Qui paye les chroniqueurs ? : Une Réflexion sur l’Éthique et la Régulation des Médias au Sénégal
août 2, 2024
0
Dans l’espace médiatique sénégalais, l’usurpation d’identité et le manque de rigueur professionnelle sont devenus préoccupants. La complaisance des journalistes et des communicants, face à la protection des valeurs
Dans l’espace médiatique sénégalais, l’usurpation d’identité et le manque de rigueur professionnelle sont devenus préoccupants. La complaisance des journalistes et des communicants, face à la protection des valeurs éthiques et déontologiques, a permis l’émergence de figures douteuses qui, en se faisant entendre bruyamment, influencent l’opinion publique de manière souvent nuisible. Ces individus imposent leurs opinions, transformant les plateaux de télévision et les radios en arènes où prédominent les cris et les insultes, dégradant ainsi le débat public.
La question de « qui paye les chroniqueurs ? » s’avère cruciale, car elle interroge sur l’origine des financements et leurs objectifs.
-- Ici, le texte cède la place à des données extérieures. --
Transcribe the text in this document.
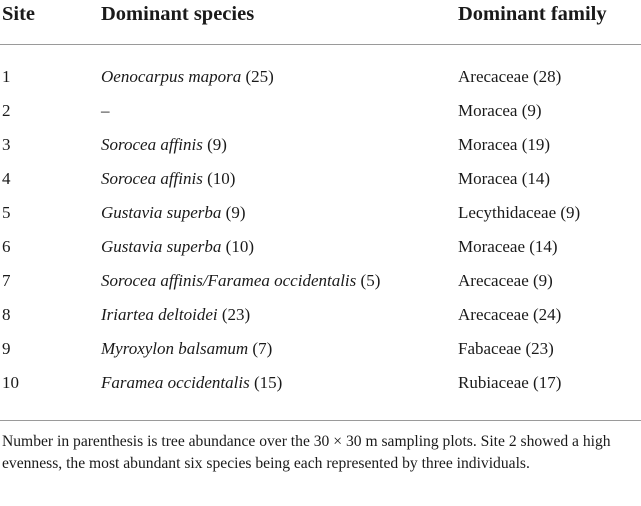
Site	Dominant species	Dominant family
1	Oenocarpus mapora (25)	Arecaceae (28)
2	–	Moracea (9)
3	Sorocea affinis (9)	Moracea (19)
4	Sorocea affinis (10)	Moracea (14)
5	Gustavia superba (9)	Lecythidaceae (9)
6	Gustavia superba (10)	Moraceae (14)
7	Sorocea affinis/Faramea occidentalis (5)	Arecaceae (9)
8	Iriartea deltoidei (23)	Arecaceae (24)
9	Myroxylon balsamum (7)	Fabaceae (23)
10	Faramea occidentalis (15)	Rubiaceae (17)
Number in parenthesis is tree abundance over the 30 × 30 m sampling plots. Site 2 showed a high evenness, the most abundant six species being each represented by three individuals.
L’information, étant un pouvoir, mérite une régulation stricte pour éviter les dérives. Les sujets sensibles touchant aux croyances et aux valeurs sociales doivent être encadrés pour protéger la dignité des citoyens. La liberté d’expression ne doit pas se confondre avec la liberté d’agression ; les professionnels de la communication doivent faire preuve de retenue et de respect.
La montée des « mauvais influenceurs » et des insulteurs, souvent obsédés par le nombre de vues plutôt que par l’impact positif de leurs discours, contribue à une déchéance morale collective. Ces acteurs, souvent dépourvus d’influence réelle et de substance, alimentent une culture de vanité et de superficialité, délaissant les véritables réalisations et les talents méconnus qui pourraient réellement faire progresser la société.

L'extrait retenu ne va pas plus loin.